The format of the event will include:

Introduction

Film Screening

Panel Q&A

This online launch will be held 5:15pm – 6:15pm Thursday 27 June online via Zoom.

If you RSVP to this event, you will be sent the Zoom link to join us.

Website
Monday
Aug 25, 2025
Staying Wild, Surviving Together: Mad Justice and Reimagining Care Online Event

Join us for a powerful online abolitionist webinar exploring why we must dream, build, and fight for a world beyond psychiatry. Rooted in Mad pride and resistance, this session will unravel the violence of the medical model and how it pathologises our natural responses to a brutal world.

Psychiatry, like the prison system, polices difference and marginalisation, cages distress, and criminalises survival. But our grief, rage, and breakdowns are not disorders—they are truths. They are reasonable responses to unbearable conditions and can be paths to healing and liberation.
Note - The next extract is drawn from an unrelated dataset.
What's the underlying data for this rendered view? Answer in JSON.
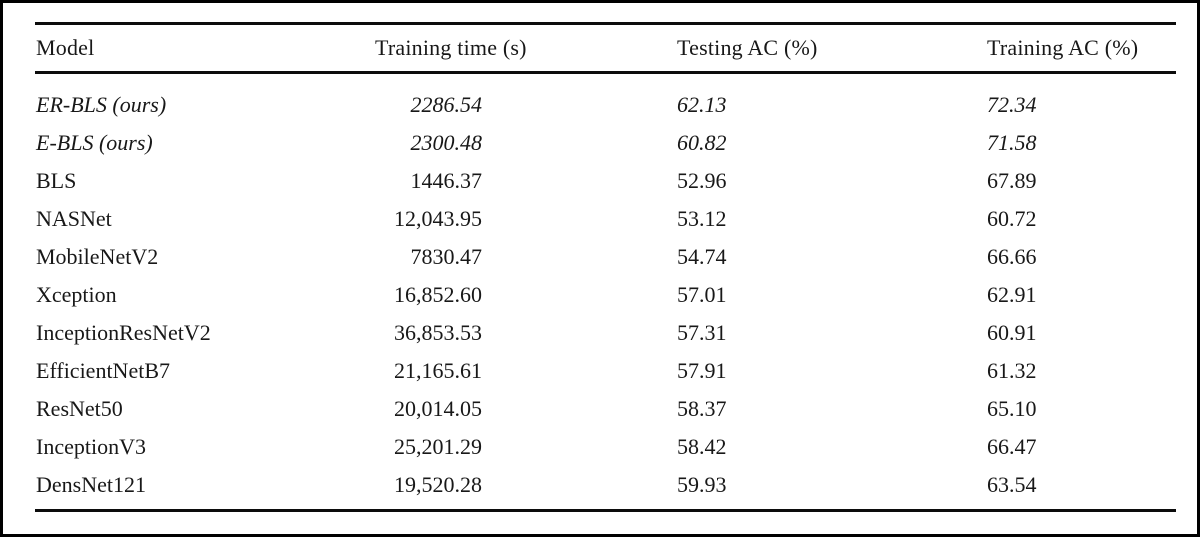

We need to stop diagnosing what is political, stop sedating what is sacred, and stop demanding placid compliance and wellness as conditions for belonging.

Our panel:

Indigo Daya:

Indigo is a mad, queer, multiply disabled psychiatric survivor who brings lived experience of violence, incarceration, and psychiatric labelling to their abolitionist work. After 18 years in the mental health system—including as a consumer worker—they walked away in 2022, no longer believing in reform that continually harms survivors. Their work now centres on building alternative solutions to psychiatric oppression—ones rooted in collective care, creativity, and justice. Indigo is passionate about epistemic justice, survivor-led initiatives, and using the arts to amplify mad wisdom and resist carceral systems. They work in community with fellow survivors through peer support, co-reflection, and mutual learning, always with a vision toward collective liberation.

Dr KJ Hepworth:

KJ is a queer, disabled activist/scholar, passionate zine maker, artist and teacher whose work centres on making space for access, connection, and mutual care. As the current co-recipient of the Stratford Scholarship, where they are exploring what care could look like outside of psychiatric systems of harm. Their work asks: What would it mean to hold each other in our full humanity, without pathologising pain? Across all of their work, KJ is committed to imagining and building liberatory futures, and creating accessible tools that help communities move toward those visions together.

Mush McLoughlan:

Mush McLoughlan is a white settler living on unceded Wurundjeri land. They are a mad psych survivor and deathsinger (someone who lives with ‘suicide’) and dream of a world free of cages of all kinds; from prisons to psych wards. Mush has a long history of navigating mental health systems, particularly crisis and suicide prevention services. These experiences have shown them the violence of coercive and pathologising approaches—and sparked their commitment to imagining and building radically different ways of being with people experiencing ‘suicidality’ or singing their death song. Mush began doing this work, co-founding and co-facilitating Alternatives to Suicide Naarm and with their 2024 Stratford Scholarship project where they explored deathsongs as a non-pathologising, community-based responses to ‘suicide’.

Tabitha Lean:

Tabitha Lean is a criminalised, Mad survivor and resister. She is a poet, artist, storyteller, disruptor, and troublemaker. Her work emerges from lived experience of both criminal and psychiatric incarceration, and is grounded in collective care, creative resistance, and the refusal of carceral and psychiatric control. She lives and creates at the margins — with love.

Tabitha is a co-recipient of the Stratford Scholarship, where she hopes to open a creative portal of possibility to imagine worlds beyond cages—where communities of care, grounded in radical reciprocity, render coercive psychiatry obsolete.